Len laughs. “You must have had a really rough weekend. Because you sound wild.”
I sniff. “I did.”
“Look, that guy’s an ass,” Len says.
“Rob?”
“No, Spartacus. Of course Rob.”
I blink. I’m not sure what to say. Thankfully, the bell rings before I’m forced to answer.
“Don’t sweat the quiz,” Len says, stuffing his notebook into his seemingly empty backpack. “See you tomorrow.”
I’m blowing my nose, leaving bio, when Rob grabs my elbow.
“I need to talk to you.”
Len is in front of me, and for one brief moment I see him glance at Rob’s hand on my arm. But then he’s walking off toward the math cubicles.
I’m so defeated by the quiz debacle and surprised by Rob’s presence that I let him lead me away, over to behind Cooper House. It isn’t until we’re facing each other, alone, that I pull away.
“Look,” he says a few times, and then sighs, starting over. “Here’s the thing,” he says. “I didn’t expect this to happen.”
“What?” I ask. We both know what, but it feels important that he clarify.
“Her,” he says. “You know, Juliet.”
“It doesn’t matter,” I say. I don’t want him to see that I’m upset. I bite my bottom lip and will my voice steady.

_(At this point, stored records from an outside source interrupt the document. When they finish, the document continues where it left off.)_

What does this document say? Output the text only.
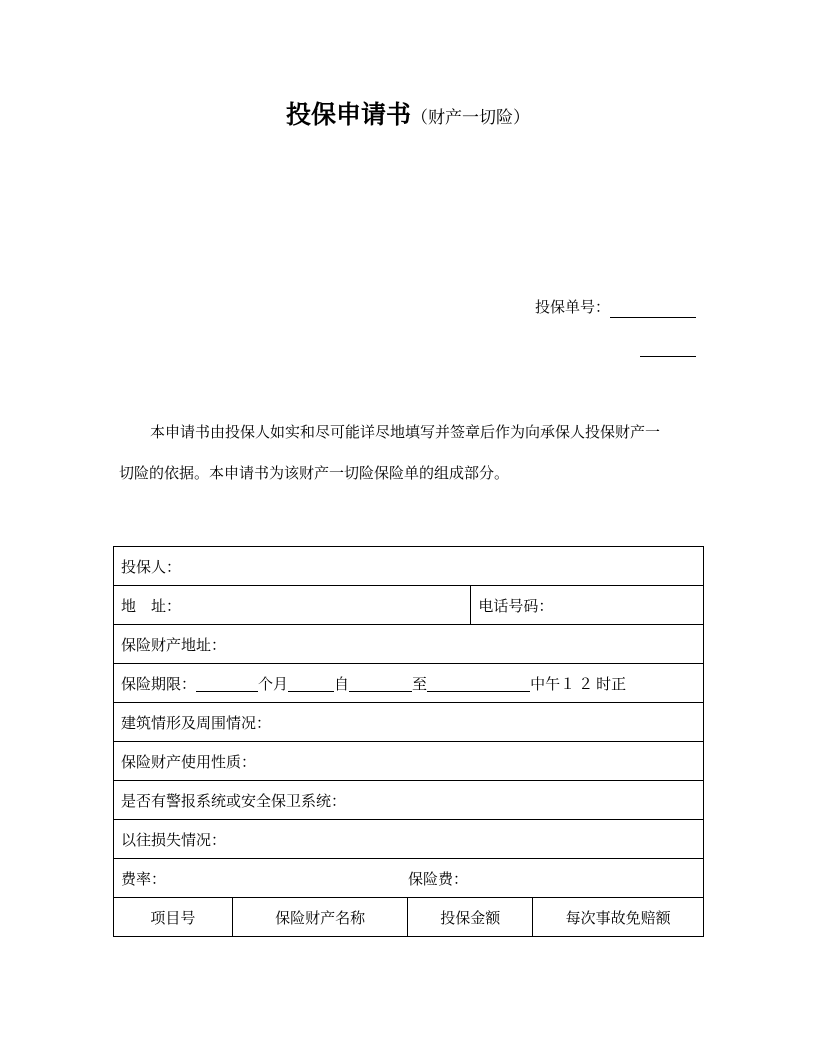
投保申请书（财产一切险）
投保单号：
本申请书由投保人如实和尽可能详尽地填写并签章后作为向承保人投保财产一
切险的依据。本申请书为该财产一切险保险单的组成部分。
投保人：				
地　址：			电话号码：	
保险财产地址：				
保险期限： 个月 自 至 中午１２时正				
建筑情形及周围情况：				
保险财产使用性质：				
是否有警报系统或安全保卫系统：				
以往损失情况：				
费率： 保险费：				
项目号	保险财产名称	投保金额		每次事故免赔额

“It does matter. The thing is, I didn’t expect to fall for her. But there’s just something about her. It feels right.”
I don’t say anything, because the fact that he used “fall for” instead of “meet” has sent my heart throbbing. It feels like someone’s just jabbed the sharp end of a pencil right into the center.
“It’s like fate, or destiny or something,” he continues.

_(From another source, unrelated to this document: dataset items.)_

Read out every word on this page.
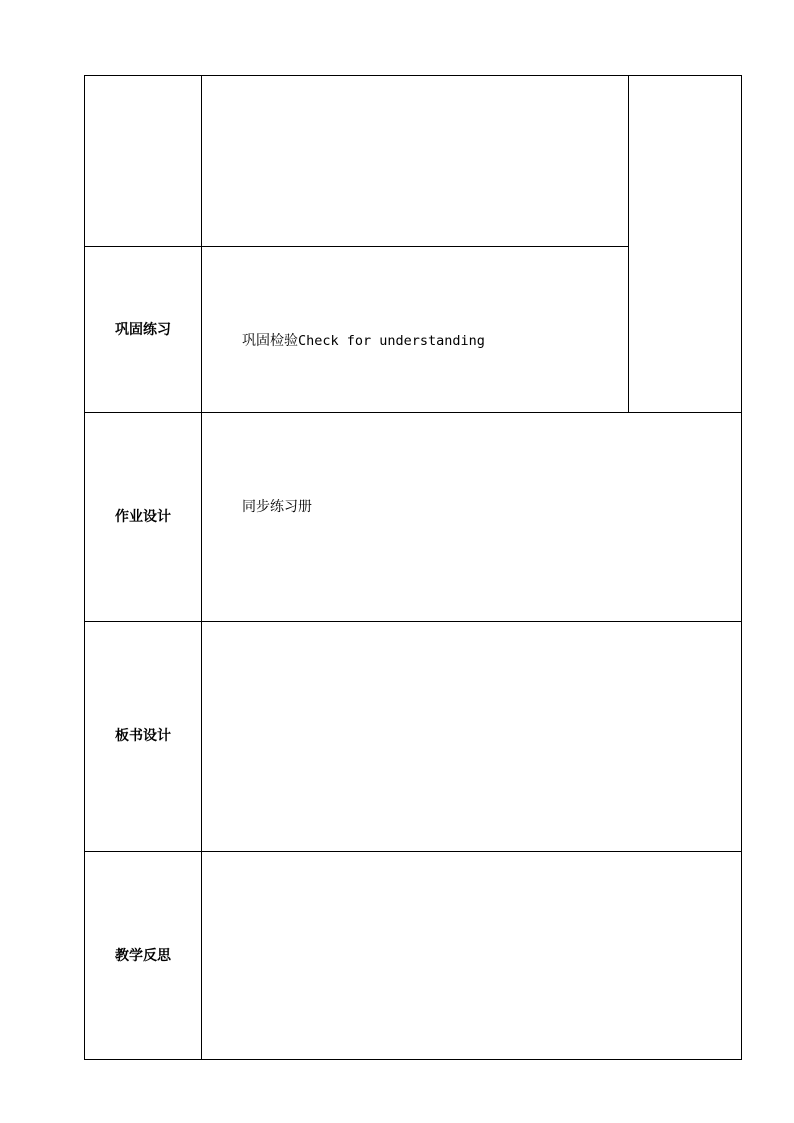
巩固练习
巩固检验Check for understanding
作业设计
同步练习册
板书设计
教学反思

“You don’t believe in fate.”
Rob inhales and looks at me. “I care about you, Rosie. You know I do. We’re friends.
Best friends.” The sound of the word makes me lose it.
Friends. That’s what I’ve been telling myself for years, what I’ve been trying to talk myself into for months.
He was the one who told me I was beautiful, who asked me out, who kissed me.
He was the one who set this thing in motion, and now that I’m here, actually wanting to be with him, he wants to take it all back.
“We are? That’s news to me.” He looks taken aback. Hurt, even. Good, let him. “As far as I’m concerned, we’re not friends anymore.”
“But—” He swings his arms around and grabs on to his elbows. “Rosie?”
“I’m serious,” I say. I’m fighting back tears now. I know I need to leave before I lose my cool. “You made your choice. Live with it.”
Then I turn and walk away. And I walk until I start running.
And I run until I’m sprinting. Past Cooper House and the math cubicles and all the way down to the lower soccer field.
I don’t stop until I’m at the edge of campus.
And then I sit down and for what seems like the millionth time in a handful of hours, I let myself cry.